[…] Infatti era da poco terminata la guerra, in tutti c’era vivo il desiderio di ritrovare gli amici e con essi di ricostruire tutto quello che la guerra aveva distrutto e, come motivo, anche dimenticare le tristi vicende ricreando quel clima nostrano d’un tempo di cui si erano affievoliti i ricordi.

Così, nel piccolo locale di Pepén in Borgo S. Ambrogio, tra le tante idee che vecchi amici ebbero, prese piede quella di creare anche a Parma una “Famìja” a somiglianza di quelle di Milano, Torino, Bologna. Fine primario: tenere vivo l’amore per le arti, per le tradizioni, per il folklore e in genere, per ogni iniziativa che comunque elevasse il prestigio delle città, non ultima, la beneficenza. Il tutto nel pieno disimpegno da ogni ideologia.
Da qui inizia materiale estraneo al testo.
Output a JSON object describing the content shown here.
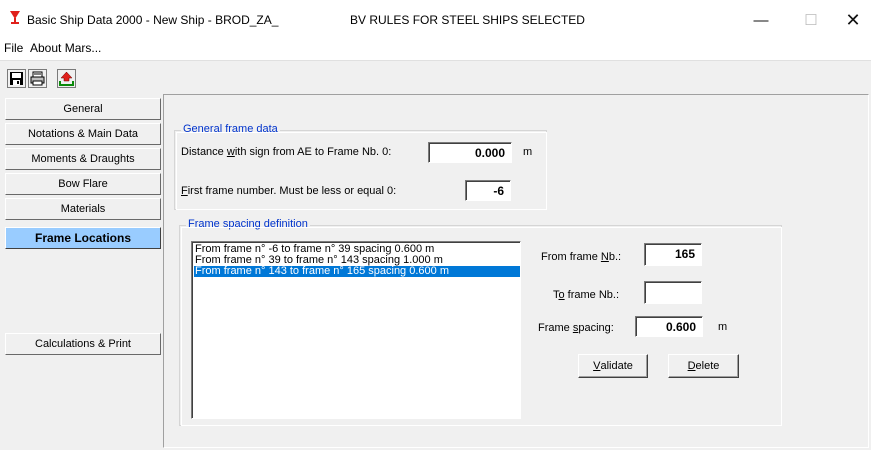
{
  "titlebar": {
    "title": "Basic Ship Data 2000 - New Ship - BROD_ZA_",
    "rules": "BV RULES FOR STEEL SHIPS SELECTED",
    "minimize": "—",
    "maximize": "☐",
    "close": "✕"
  },
  "menu": {
    "file": "File",
    "about": "About Mars..."
  },
  "toolbar": {
    "icons": [
      "save-icon",
      "print-icon",
      "export-icon"
    ]
  },
  "nav": {
    "general": "General",
    "notations": "Notations & Main Data",
    "moments": "Moments & Draughts",
    "bow_flare": "Bow Flare",
    "materials": "Materials",
    "frame_locations": "Frame Locations",
    "calculations": "Calculations & Print"
  },
  "general_frame": {
    "title": "General frame data",
    "distance_label_pre": "Distance ",
    "distance_label_u": "w",
    "distance_label_post": "ith sign from AE to Frame Nb. 0:",
    "distance_value": "0.000",
    "distance_unit": "m",
    "first_label_u": "F",
    "first_label_post": "irst frame number. Must be less or equal 0:",
    "first_value": "-6"
  },
  "frame_spacing": {
    "title": "Frame spacing definition",
    "items": [
      "From frame n° -6 to frame n° 39 spacing 0.600 m",
      "From frame n° 39 to frame n° 143 spacing 1.000 m",
      "From frame n° 143 to frame n° 165 spacing 0.600 m"
    ],
    "from_label_pre": "From frame ",
    "from_label_u": "N",
    "from_label_post": "b.:",
    "from_value": "165",
    "to_label_pre": "T",
    "to_label_u": "o",
    "to_label_post": " frame Nb.:",
    "to_value": "",
    "spacing_label_pre": "Frame ",
    "spacing_label_u": "s",
    "spacing_label_post": "pacing:",
    "spacing_value": "0.600",
    "spacing_unit": "m",
    "validate_u": "V",
    "validate_post": "alidate",
    "delete_u": "D",
    "delete_post": "elete"
  }
}
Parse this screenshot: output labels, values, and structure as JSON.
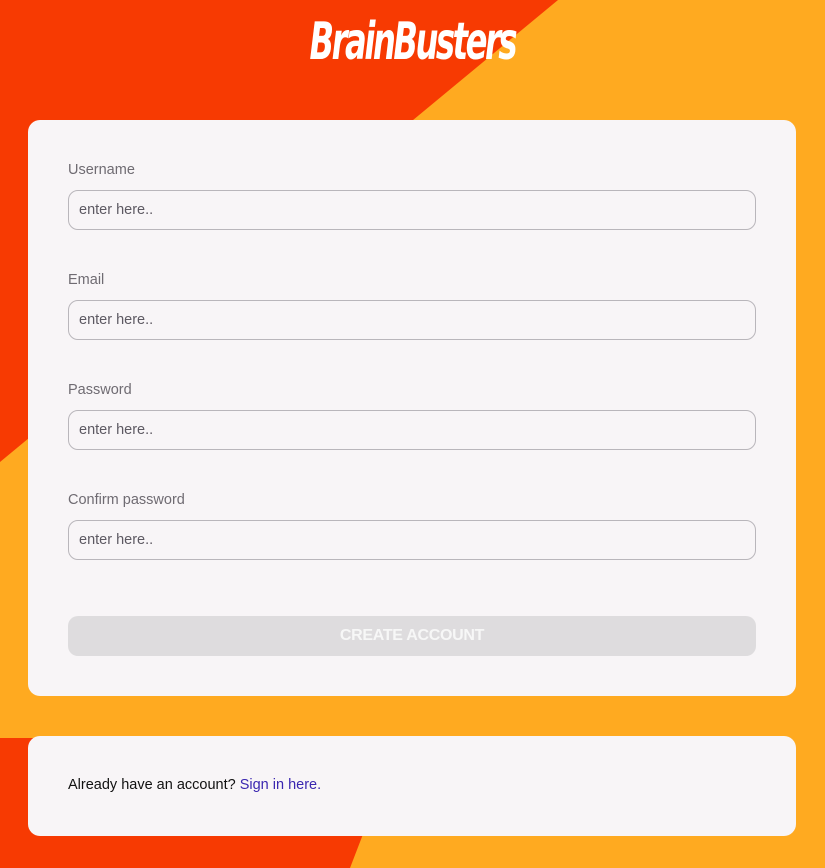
{
  "app": {
    "logo_text": "BrainBusters"
  },
  "colors": {
    "background_red": "#f73a02",
    "background_orange": "#ffaa20",
    "card_background": "#f8f5f7",
    "button_disabled": "#dedcde",
    "link": "#3a26b0"
  },
  "form": {
    "fields": [
      {
        "label": "Username",
        "placeholder": "enter here..",
        "value": ""
      },
      {
        "label": "Email",
        "placeholder": "enter here..",
        "value": ""
      },
      {
        "label": "Password",
        "placeholder": "enter here..",
        "value": ""
      },
      {
        "label": "Confirm password",
        "placeholder": "enter here..",
        "value": ""
      }
    ],
    "submit_label": "CREATE ACCOUNT",
    "submit_state": "disabled"
  },
  "signin": {
    "prompt": "Already have an account?",
    "link_label": "Sign in here."
  }
}
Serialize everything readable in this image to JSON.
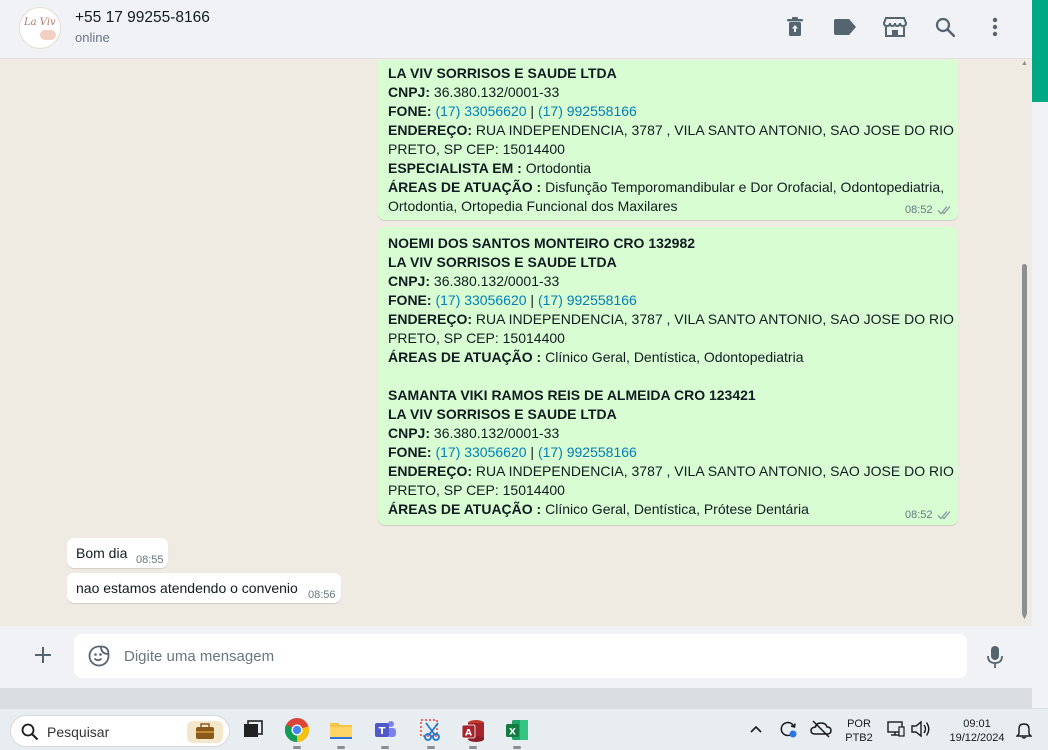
{
  "header": {
    "contact_name": "+55 17 99255-8166",
    "contact_status": "online",
    "avatar_text": "La Viv",
    "icons": [
      "trash-icon",
      "label-icon",
      "store-icon",
      "search-icon",
      "menu-dots-icon"
    ]
  },
  "messages": [
    {
      "direction": "outgoing",
      "lines": [
        {
          "label": "",
          "value": "LA VIV SORRISOS E SAUDE LTDA",
          "bold": true
        },
        {
          "label": "CNPJ:",
          "value": "36.380.132/0001-33"
        },
        {
          "label": "FONE:",
          "phone1": "(17) 33056620",
          "sep": "|",
          "phone2": "(17) 992558166"
        },
        {
          "label": "ENDEREÇO:",
          "value": "RUA INDEPENDENCIA, 3787 , VILA SANTO ANTONIO, SAO JOSE DO RIO"
        },
        {
          "label": "",
          "value": "PRETO, SP CEP: 15014400"
        },
        {
          "label": "ESPECIALISTA EM :",
          "value": "Ortodontia"
        },
        {
          "label": "ÁREAS DE ATUAÇÃO :",
          "value": "Disfunção Temporomandibular e Dor Orofacial, Odontopediatria,"
        },
        {
          "label": "",
          "value": "Ortodontia, Ortopedia Funcional dos Maxilares"
        }
      ],
      "time": "08:52",
      "ticks": "double-check-icon"
    },
    {
      "direction": "outgoing",
      "blocks": [
        {
          "name": "NOEMI DOS SANTOS MONTEIRO CRO 132982",
          "company": "LA VIV SORRISOS E SAUDE LTDA",
          "cnpj_label": "CNPJ:",
          "cnpj": "36.380.132/0001-33",
          "fone_label": "FONE:",
          "phone1": "(17) 33056620",
          "sep": "|",
          "phone2": "(17) 992558166",
          "address_label": "ENDEREÇO:",
          "address1": "RUA INDEPENDENCIA, 3787 , VILA SANTO ANTONIO, SAO JOSE DO RIO",
          "address2": "PRETO, SP CEP: 15014400",
          "areas_label": "ÁREAS DE ATUAÇÃO :",
          "areas": "Clínico Geral, Dentística, Odontopediatria"
        },
        {
          "name": "SAMANTA VIKI RAMOS REIS DE ALMEIDA CRO 123421",
          "company": "LA VIV SORRISOS E SAUDE LTDA",
          "cnpj_label": "CNPJ:",
          "cnpj": "36.380.132/0001-33",
          "fone_label": "FONE:",
          "phone1": "(17) 33056620",
          "sep": "|",
          "phone2": "(17) 992558166",
          "address_label": "ENDEREÇO:",
          "address1": "RUA INDEPENDENCIA, 3787 , VILA SANTO ANTONIO, SAO JOSE DO RIO",
          "address2": "PRETO, SP CEP: 15014400",
          "areas_label": "ÁREAS DE ATUAÇÃO :",
          "areas": "Clínico Geral, Dentística, Prótese Dentária"
        }
      ],
      "time": "08:52",
      "ticks": "double-check-icon"
    },
    {
      "direction": "incoming",
      "text": "Bom dia",
      "time": "08:55"
    },
    {
      "direction": "incoming",
      "text": "nao estamos atendendo o convenio",
      "time": "08:56"
    }
  ],
  "composer": {
    "placeholder": "Digite uma mensagem",
    "value": ""
  },
  "taskbar": {
    "search_label": "Pesquisar",
    "apps": [
      "task-view-icon",
      "chrome-icon",
      "file-explorer-icon",
      "teams-icon",
      "snipping-tool-icon",
      "access-icon",
      "excel-icon"
    ],
    "language_line1": "POR",
    "language_line2": "PTB2",
    "time": "09:01",
    "date": "19/12/2024"
  },
  "colors": {
    "outgoing_bubble": "#d9fdd3",
    "incoming_bubble": "#ffffff",
    "link": "#027eb5",
    "accent": "#00a884",
    "read_ticks": "#8696a0"
  }
}
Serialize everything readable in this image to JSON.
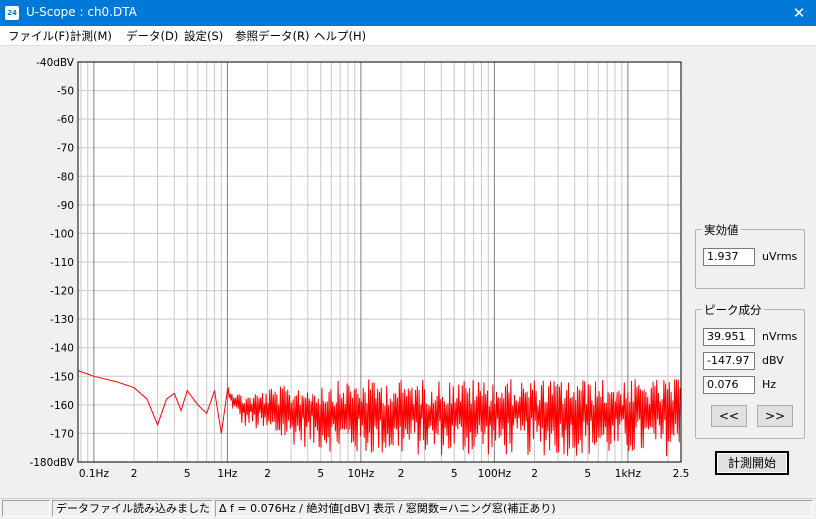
{
  "window": {
    "title": "U-Scope : ch0.DTA",
    "icon_label": "24",
    "close_glyph": "✕"
  },
  "menu": [
    {
      "label": "ファイル(F)"
    },
    {
      "label": "計測(M)"
    },
    {
      "label": "データ(D)"
    },
    {
      "label": "設定(S)"
    },
    {
      "label": "参照データ(R)"
    },
    {
      "label": "ヘルプ(H)"
    }
  ],
  "rms_group": {
    "title": "実効値",
    "value": "1.937",
    "unit": "uVrms"
  },
  "peak_group": {
    "title": "ピーク成分",
    "nvrms_value": "39.951",
    "nvrms_unit": "nVrms",
    "dbv_value": "-147.97",
    "dbv_unit": "dBV",
    "hz_value": "0.076",
    "hz_unit": "Hz",
    "prev_label": "<<",
    "next_label": ">>"
  },
  "start_button": {
    "label": "計測開始"
  },
  "status": {
    "left": "",
    "message": "データファイル読み込みました",
    "info": "Δ f = 0.076Hz / 絶対値[dBV] 表示 / 窓関数=ハニング窓(補正あり)"
  },
  "chart_data": {
    "type": "line",
    "x_scale": "log",
    "xlim": [
      0.076,
      2500
    ],
    "ylim": [
      -180,
      -40
    ],
    "grid": true,
    "line_color": "#ff0000",
    "y_ticks": [
      "-40dBV",
      "-50",
      "-60",
      "-70",
      "-80",
      "-90",
      "-100",
      "-110",
      "-120",
      "-130",
      "-140",
      "-150",
      "-160",
      "-170",
      "-180dBV"
    ],
    "x_ticks": [
      {
        "value": 0.1,
        "label": "0.1Hz"
      },
      {
        "value": 0.2,
        "label": "2"
      },
      {
        "value": 0.5,
        "label": "5"
      },
      {
        "value": 1,
        "label": "1Hz"
      },
      {
        "value": 2,
        "label": "2"
      },
      {
        "value": 5,
        "label": "5"
      },
      {
        "value": 10,
        "label": "10Hz"
      },
      {
        "value": 20,
        "label": "2"
      },
      {
        "value": 50,
        "label": "5"
      },
      {
        "value": 100,
        "label": "100Hz"
      },
      {
        "value": 200,
        "label": "2"
      },
      {
        "value": 500,
        "label": "5"
      },
      {
        "value": 1000,
        "label": "1kHz"
      },
      {
        "value": 2500,
        "label": "2.5"
      }
    ],
    "series": [
      {
        "x": [
          0.076,
          0.1,
          0.15,
          0.2,
          0.25,
          0.3,
          0.35,
          0.4,
          0.45,
          0.5,
          0.6,
          0.7,
          0.8,
          0.9,
          1.0,
          1.1,
          1.3,
          1.5,
          2,
          3,
          5,
          10,
          20,
          50,
          100,
          200,
          500,
          1000,
          2500
        ],
        "y": [
          -148,
          -150,
          -152,
          -154,
          -158,
          -167,
          -158,
          -156,
          -162,
          -155,
          -160,
          -163,
          -155,
          -170,
          -155,
          -157,
          -160,
          -165,
          -162,
          -164,
          -165,
          -165,
          -165,
          -165,
          -165,
          -164,
          -163,
          -163,
          -162
        ],
        "band_low": [
          -148,
          -150,
          -152,
          -154,
          -158,
          -167,
          -158,
          -156,
          -162,
          -155,
          -160,
          -163,
          -155,
          -170,
          -158,
          -162,
          -168,
          -168,
          -172,
          -174,
          -176,
          -178,
          -178,
          -178,
          -178,
          -178,
          -178,
          -178,
          -178
        ],
        "band_high": [
          -148,
          -150,
          -152,
          -154,
          -158,
          -167,
          -158,
          -156,
          -162,
          -155,
          -160,
          -163,
          -155,
          -170,
          -153,
          -155,
          -156,
          -156,
          -154,
          -153,
          -152,
          -151,
          -151,
          -151,
          -151,
          -151,
          -151,
          -151,
          -151
        ]
      }
    ]
  }
}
Un programma di puri idealisti, quanto ad amore per Parma. Del resto, ciò rispecchiava perfettamente il carattere dei parmigiani.

I precursori, stando alle notizie raccolte, furono, in ordine alfabetico, Adolfo Caleffi, i fratelli Italo, Giulio, Giuseppe e Luigi Clerici, Ninetto Favalesi, Mario de Marchi, Gino Preti, Alberto Rampini, Ugo Ricò, Annibale Terzi, Elvezio Valli, Giorgio Vanono e tutti gli abituali frequentatori del bar di Pepén Clerici, che doveroso dirlo, contribuirono in misura diversa all’iniziativa.


Si trattava di realizzare una forma societaria nuova i cui termini statutari erano già abbastanza controversi tra gli stessi promotori.
A modo di proclama era stato esposto un foglio su una colonna (o meglio, era stato incollato) e chi credeva, poneva la propria firma di adesione. Purtroppo di quel documento di interesse pittoresco non c’è più traccia, perché finito probabilmente tra i calcinacci quando è stato restaurato il locale.

Tratto da “50 Anni della Famìja Pramzàna” di Renzo Piazza (1997)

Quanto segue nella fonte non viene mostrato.